La Galerie Nathalie Obadia est très heureuse de présenter les Vitraux Mobiles de Sarkis, la cinquième exposition personnelle de l’artiste, après Intérieurs en 2018 à Paris et Il Grido en 2016 à Bruxelles.
Composée de près de 60 vitraux dont la conception et la mise en scène ont été méticuleusement orchestrées par l’artiste, cette installation frappe d’emblée par la grande impression que produit cet ensemble magistral autant qu’il émeut lorsqu’on s’attache à détailler les images qui composent cet assemblage inédit. De sources iconographiques extrêmement variées, ces photographies ont en commun leur technique ; chacune étant enserrée dans un vitrail de chevalet. Ces images sont des prises de vues de Sarkis provenant de temporalités et de géographies non explicitées ou ont fait l’objet de récupérations par l’artiste, contribuant au pressentiment d’une mémoire visuelle commune.
Procédant de photographies réalisées notamment en Inde, aux Pays-Bas, en Turquie, au Japon, en France, en Allemagne ou dans l’antre de son atelier (Tête blessée en néon, Sculpture de martyre aux films, N°4 Vitraux Atelier), Sarkis compose également avec les séries des Portraits Anonymes (les Portraits Invités) et la série des Innocents pour façonner cet édifice de verres rétro-éclairés. Le Prototype de l’Abbaye de Silvacane officie comme un jalon clé pour témoigner de l’attachement que Sarkis porte à l’artisanat de ces oeuvres en verre. Produite il y a près de 20 ans dans le cadre d’une commande publique qui lui a été passée pour les vitraux, les chaises et la barre de cristal de la chaire de lecteur pour le réfectoire de l’abbaye cistercienne, elle agit comme une catalyse qui déterminera nombre de projets autour du vitrail. Une des réalisations les plus saisissantes en sera l’exposition Ailleurs Ici au Château de Chaumont-sur-Loire en 2012, permettant la production de 72 vitraux ; autant d’instantanés essentiels extraits de sa considérable bibliothèque d’images - une anthologie à coeur ouvert dont certains éléments deviennent ici des Vitraux Mobiles.
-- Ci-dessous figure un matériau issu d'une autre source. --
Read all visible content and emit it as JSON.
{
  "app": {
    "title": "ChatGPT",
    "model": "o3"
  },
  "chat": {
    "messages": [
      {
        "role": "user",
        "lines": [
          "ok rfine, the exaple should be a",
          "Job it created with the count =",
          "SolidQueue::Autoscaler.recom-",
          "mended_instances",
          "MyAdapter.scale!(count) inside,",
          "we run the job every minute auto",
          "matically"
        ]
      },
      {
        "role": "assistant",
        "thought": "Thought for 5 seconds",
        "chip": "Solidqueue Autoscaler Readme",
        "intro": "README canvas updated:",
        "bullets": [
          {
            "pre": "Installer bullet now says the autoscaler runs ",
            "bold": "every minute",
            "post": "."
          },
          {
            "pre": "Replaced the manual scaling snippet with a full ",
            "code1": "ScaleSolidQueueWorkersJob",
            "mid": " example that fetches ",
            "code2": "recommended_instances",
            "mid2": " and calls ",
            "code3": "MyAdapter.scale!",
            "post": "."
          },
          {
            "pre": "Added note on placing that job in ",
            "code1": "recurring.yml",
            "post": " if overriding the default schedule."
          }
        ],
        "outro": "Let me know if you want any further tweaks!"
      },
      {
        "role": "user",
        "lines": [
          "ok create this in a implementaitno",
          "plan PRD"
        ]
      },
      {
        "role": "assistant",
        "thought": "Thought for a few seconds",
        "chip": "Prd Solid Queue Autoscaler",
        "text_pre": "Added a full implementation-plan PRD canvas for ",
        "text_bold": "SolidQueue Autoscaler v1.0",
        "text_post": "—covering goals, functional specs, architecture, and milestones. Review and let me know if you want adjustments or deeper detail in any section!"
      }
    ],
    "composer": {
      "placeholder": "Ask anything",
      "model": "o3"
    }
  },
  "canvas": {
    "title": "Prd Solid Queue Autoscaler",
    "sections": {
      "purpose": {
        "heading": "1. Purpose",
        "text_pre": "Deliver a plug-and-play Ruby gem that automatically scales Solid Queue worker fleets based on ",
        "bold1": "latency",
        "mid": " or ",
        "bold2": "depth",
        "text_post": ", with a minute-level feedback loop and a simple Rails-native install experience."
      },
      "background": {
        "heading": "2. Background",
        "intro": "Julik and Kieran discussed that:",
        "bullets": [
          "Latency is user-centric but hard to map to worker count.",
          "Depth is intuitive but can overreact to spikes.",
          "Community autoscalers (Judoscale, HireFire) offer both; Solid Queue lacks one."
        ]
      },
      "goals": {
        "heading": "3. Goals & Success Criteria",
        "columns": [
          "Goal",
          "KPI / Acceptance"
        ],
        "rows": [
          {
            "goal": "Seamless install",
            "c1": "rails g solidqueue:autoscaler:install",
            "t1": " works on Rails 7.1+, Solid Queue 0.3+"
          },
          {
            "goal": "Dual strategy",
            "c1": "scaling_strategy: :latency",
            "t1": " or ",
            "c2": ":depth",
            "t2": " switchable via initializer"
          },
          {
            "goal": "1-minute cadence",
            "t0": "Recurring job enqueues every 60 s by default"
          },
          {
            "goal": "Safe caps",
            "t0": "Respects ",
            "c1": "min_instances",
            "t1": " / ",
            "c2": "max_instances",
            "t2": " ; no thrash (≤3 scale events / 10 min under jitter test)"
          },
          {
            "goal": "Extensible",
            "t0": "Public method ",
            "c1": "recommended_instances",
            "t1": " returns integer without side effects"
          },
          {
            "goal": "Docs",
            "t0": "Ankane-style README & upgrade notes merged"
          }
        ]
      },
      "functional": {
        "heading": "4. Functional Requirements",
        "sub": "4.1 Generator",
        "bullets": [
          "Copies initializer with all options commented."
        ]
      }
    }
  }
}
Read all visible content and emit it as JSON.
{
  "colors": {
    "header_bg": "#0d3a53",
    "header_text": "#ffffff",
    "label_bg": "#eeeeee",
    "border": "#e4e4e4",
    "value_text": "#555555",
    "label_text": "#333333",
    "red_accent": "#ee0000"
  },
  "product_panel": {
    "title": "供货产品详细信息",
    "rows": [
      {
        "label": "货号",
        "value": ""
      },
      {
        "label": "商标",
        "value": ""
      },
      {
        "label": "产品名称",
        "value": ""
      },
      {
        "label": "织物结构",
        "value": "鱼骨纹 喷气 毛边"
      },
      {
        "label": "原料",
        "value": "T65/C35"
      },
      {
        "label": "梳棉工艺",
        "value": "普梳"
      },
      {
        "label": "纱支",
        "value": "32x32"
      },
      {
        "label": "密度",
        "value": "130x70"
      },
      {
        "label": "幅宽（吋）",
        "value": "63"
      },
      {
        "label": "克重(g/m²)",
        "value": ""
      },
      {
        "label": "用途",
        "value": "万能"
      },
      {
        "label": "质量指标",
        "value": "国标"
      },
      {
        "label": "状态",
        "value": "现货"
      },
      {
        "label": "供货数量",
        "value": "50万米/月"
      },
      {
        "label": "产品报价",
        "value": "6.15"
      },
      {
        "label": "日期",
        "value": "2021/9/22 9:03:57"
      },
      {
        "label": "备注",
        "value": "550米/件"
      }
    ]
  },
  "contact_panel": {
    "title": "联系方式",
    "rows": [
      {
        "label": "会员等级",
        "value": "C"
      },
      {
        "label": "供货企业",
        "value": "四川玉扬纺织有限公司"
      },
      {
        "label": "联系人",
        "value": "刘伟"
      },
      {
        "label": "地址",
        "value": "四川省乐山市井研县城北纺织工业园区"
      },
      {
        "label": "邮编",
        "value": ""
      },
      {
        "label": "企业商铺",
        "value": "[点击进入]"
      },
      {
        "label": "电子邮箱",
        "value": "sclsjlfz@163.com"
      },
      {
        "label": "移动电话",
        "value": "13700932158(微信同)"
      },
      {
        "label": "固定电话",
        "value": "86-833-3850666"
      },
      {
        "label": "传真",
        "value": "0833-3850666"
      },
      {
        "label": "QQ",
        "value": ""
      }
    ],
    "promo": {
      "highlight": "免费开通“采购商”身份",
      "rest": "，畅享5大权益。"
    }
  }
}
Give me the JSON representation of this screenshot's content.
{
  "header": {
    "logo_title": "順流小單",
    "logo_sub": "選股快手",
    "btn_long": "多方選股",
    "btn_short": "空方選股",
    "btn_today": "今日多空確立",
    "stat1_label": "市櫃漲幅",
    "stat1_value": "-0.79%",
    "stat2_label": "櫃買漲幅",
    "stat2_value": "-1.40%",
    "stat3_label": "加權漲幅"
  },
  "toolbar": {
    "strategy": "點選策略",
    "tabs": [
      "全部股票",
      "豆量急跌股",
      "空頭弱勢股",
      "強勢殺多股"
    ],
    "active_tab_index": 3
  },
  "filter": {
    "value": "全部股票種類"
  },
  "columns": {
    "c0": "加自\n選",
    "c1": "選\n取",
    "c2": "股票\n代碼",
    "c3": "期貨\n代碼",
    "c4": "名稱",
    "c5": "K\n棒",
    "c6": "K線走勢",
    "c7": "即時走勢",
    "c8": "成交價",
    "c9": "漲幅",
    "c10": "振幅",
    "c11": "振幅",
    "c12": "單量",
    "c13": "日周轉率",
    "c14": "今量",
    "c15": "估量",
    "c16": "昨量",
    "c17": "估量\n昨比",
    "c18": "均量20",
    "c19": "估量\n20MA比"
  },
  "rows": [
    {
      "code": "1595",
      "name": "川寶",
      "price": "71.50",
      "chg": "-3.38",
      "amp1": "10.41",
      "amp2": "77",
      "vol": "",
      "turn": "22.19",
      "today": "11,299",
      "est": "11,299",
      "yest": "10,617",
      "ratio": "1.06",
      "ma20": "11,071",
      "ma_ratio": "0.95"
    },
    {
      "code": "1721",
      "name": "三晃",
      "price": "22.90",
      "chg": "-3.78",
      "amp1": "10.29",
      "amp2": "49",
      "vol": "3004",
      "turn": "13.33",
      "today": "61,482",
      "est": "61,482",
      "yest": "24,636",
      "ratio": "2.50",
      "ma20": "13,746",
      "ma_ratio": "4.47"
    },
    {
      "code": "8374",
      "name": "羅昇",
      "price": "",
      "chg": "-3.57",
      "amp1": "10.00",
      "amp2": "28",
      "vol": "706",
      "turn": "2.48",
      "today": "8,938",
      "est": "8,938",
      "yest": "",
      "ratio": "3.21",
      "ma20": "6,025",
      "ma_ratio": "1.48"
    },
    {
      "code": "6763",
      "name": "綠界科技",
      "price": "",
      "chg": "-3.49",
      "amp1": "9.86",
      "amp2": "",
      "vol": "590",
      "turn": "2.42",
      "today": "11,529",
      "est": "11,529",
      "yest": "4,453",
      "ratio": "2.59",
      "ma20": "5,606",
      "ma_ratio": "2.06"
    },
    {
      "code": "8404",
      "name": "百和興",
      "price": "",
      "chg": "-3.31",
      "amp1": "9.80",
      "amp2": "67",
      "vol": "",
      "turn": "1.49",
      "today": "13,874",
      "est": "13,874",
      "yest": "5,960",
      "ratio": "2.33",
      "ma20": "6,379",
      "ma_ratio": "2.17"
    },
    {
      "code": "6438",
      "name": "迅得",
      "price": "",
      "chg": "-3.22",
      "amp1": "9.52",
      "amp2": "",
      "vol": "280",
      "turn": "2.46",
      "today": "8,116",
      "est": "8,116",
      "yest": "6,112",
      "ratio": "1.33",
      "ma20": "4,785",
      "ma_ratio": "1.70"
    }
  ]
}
Avec la précision et l’humilité qui caractérisent son oeuvre, Sarkis transcende la religiosité historique du médium et rend hommage à ses maîtres (Statuette féminine préhistorique, Pieds du retable d’Issenheim, Retable six images, Têtes Premiers) autant qu’à la foule des anonymes dont les clichés pris sur le vif attestent de l’extraordinaire empathie dont Sarkis fait preuve pour dire l’attachement qui le lie à toutes ces fraîcheurs constamment renouvelées. Des féroces statuettes des Innocents issues de figurines de collection jugées supposément triviales, d’un mannequin de commerce (V.84 Vitrine), d’un assemblage de poutres métalliques (V83 1 Haç simple (croix), ou d’un dos tatoué (V.53 Dos ailé), il fige en cerclant de métal ces fugacités visuelles que son oeil avisé excelle à discerner.
Cette humanité se manifeste formellement dans les cicatrisations en plomb qui dessinent cette marquetterie en verre, favorisant la jointure à la fêlure et pansant les éclats épars avec la même bienveillance qu’envers ses oeuvres en Kintsugi. L’unicité de la technique permettant ces arrêts sur images d’une considérable disparité, ces oeuvres projettent des images mentales dont l’universalité est éloquente. Loin de museler ces expressions fugitives, les Vitraux Mobiles de Sarkis agissent comme des fenêtres - ou des miroirs, qui ouvrent encore davantage le regard.
Né en 1938 à Istanbul, Turquie, Sarkis vit et travaille à Paris depuis 1964.
En 1969, il est invité par le critique Harald Szeemann à participer à l’exposition désormais célèbre Quand les attitudes deviennent formes à la Kunsthalle de Bern. En 2015, il représente la Turquie à la Biennale de Venise avec Respiro et participe à Armenity, l’exposition du Pavillon de la République d’Arménie qui remporte le Lion d’Or.